The grimness of the backstory – as well as an ending as 70s downer as any film from the 80s had – does stand in marked contrast to the general sense of fun Hell Has No Boundary’s set pieces display, but they’re not overwhelming the film, nor does the fun horror most of the movie is involved in ever seem to be making light of the exploitation version of seriousness of the backstory, leaving this a very fun example of Hong Kong horror indeed. Unless you’re the actor having to eat maggots, of course.

Tuesday, March 1, 2022

In short: Dead of Night (1977)

This anthology movie was directed and produced by Dan Curtis, the doyen of US TV horror of his time and is, as was often the case with Curtis’s project, particularly the anthology films, scripted by Richard Matheson.

The first segment “Second Chance”, based on a short story by conservative semi-professional nostalgist Jack Finney (ask me privately about that man’s “Time and Again”, if you want to hear a proper rant) concerns a young, highly nostalgic man (Ed Begley) making a trip back through time thanks to a vintage car and inadvertently creating his new girlfriend by saving her grandfather before he can speed himself to death in that same car. It’s a competently enough realized tale, but it is also very slight and frankly not terribly interesting in any way that matters to me.

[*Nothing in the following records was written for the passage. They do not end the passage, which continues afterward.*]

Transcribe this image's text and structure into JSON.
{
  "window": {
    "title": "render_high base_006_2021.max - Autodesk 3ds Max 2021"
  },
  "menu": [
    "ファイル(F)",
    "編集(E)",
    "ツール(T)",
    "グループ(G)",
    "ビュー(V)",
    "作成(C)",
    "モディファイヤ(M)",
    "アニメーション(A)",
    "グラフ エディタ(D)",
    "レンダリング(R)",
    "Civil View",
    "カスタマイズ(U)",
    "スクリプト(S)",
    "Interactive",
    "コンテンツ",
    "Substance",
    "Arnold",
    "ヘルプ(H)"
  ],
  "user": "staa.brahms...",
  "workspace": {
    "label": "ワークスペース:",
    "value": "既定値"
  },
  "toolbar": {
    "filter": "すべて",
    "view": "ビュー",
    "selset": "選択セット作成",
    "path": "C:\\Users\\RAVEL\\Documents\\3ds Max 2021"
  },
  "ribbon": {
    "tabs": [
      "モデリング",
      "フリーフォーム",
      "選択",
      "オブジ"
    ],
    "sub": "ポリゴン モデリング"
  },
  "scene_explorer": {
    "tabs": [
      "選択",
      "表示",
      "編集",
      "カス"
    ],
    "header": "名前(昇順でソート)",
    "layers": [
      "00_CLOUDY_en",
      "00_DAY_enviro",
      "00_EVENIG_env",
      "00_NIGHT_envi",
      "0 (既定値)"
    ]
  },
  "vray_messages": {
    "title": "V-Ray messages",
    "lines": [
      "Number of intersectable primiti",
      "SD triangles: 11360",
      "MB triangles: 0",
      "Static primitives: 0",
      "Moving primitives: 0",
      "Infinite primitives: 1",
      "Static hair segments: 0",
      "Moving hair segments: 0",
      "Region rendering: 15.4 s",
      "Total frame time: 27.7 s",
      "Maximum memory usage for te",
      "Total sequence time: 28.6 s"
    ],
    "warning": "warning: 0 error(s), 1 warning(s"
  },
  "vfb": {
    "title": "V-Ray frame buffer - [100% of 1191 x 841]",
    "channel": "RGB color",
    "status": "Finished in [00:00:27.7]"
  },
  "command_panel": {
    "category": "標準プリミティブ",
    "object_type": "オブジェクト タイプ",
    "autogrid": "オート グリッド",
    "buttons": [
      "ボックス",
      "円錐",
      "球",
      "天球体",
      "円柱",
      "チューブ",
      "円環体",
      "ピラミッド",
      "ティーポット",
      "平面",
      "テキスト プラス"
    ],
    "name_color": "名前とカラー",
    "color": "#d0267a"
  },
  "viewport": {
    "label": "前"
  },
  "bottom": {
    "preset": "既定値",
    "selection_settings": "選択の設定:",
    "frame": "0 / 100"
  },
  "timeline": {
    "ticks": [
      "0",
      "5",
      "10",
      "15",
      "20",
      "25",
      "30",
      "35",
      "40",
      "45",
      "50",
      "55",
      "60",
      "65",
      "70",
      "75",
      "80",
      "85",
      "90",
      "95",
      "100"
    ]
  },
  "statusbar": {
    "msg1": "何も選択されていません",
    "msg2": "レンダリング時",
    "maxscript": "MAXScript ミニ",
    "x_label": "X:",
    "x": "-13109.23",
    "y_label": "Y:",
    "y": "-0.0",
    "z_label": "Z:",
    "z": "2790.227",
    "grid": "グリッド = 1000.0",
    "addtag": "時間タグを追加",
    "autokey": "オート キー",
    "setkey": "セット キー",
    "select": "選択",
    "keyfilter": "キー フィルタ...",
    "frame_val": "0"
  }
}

Story number two is “No Such Thing as a Vampire”. It sees Matheson adapting himself. Some 19th Century village is plagued by what looks a lot like vampire attacks. Particularly Alexis (Anjanette Comer), the wife of local rich man Dr. Gheria (Patrick Macnee) seems to be a victim of the bloodsucker, or at least that’s what the local peasantry believes. Gheria for his part is sceptical, but he still calls in family friend Michael (Horst Buchholz) for help. Until the tale ends with the sort of underdeveloped twist that left this viewer mostly surprised when I realized that this was indeed all twenty minutes of set-up ended with. Before that, it’s a pleasantly atmospheric tale, with fun performances – Comer does some particularly enthusiastic scenery chewing early on, and Buchholz milks being drugged in an utterly delightful way – and semi-gothic photography. Alas, for that terribly bland ending.

The anthology climaxes in “Bobby”, a script which Curtis would recycle a couple of decades later in Trilogy of Terror II. Here, a bereft mother (Joan Hackett) attempts to call back her drowned son with the help of black magic. A little later, her little Bobby (Lee Montgomery) does indeed knock at her door. Something isn’t right with the kid, though, as well as with the mother’s nostalgic remembrances of their time together.

Like twenty years later, this last tale is the high point of the anthology, its set-up using Matheson’s and Curtis’s flair for creating suspense with characters in a physically constrained space excellently and to great effect. The story also recommends itself by having a much harder edge than the first one and by being psychologically much more interesting and satisfying than the middle tale, really showing how dark and intense 70s TV horror could get in the right hands.

As a whole, though, Dead of Night (which one should of course not confuse with all those other films with the same title) is a bit of a disappointment, an anthology film where I’d be tempted to skip two out of three tales on my next viewing.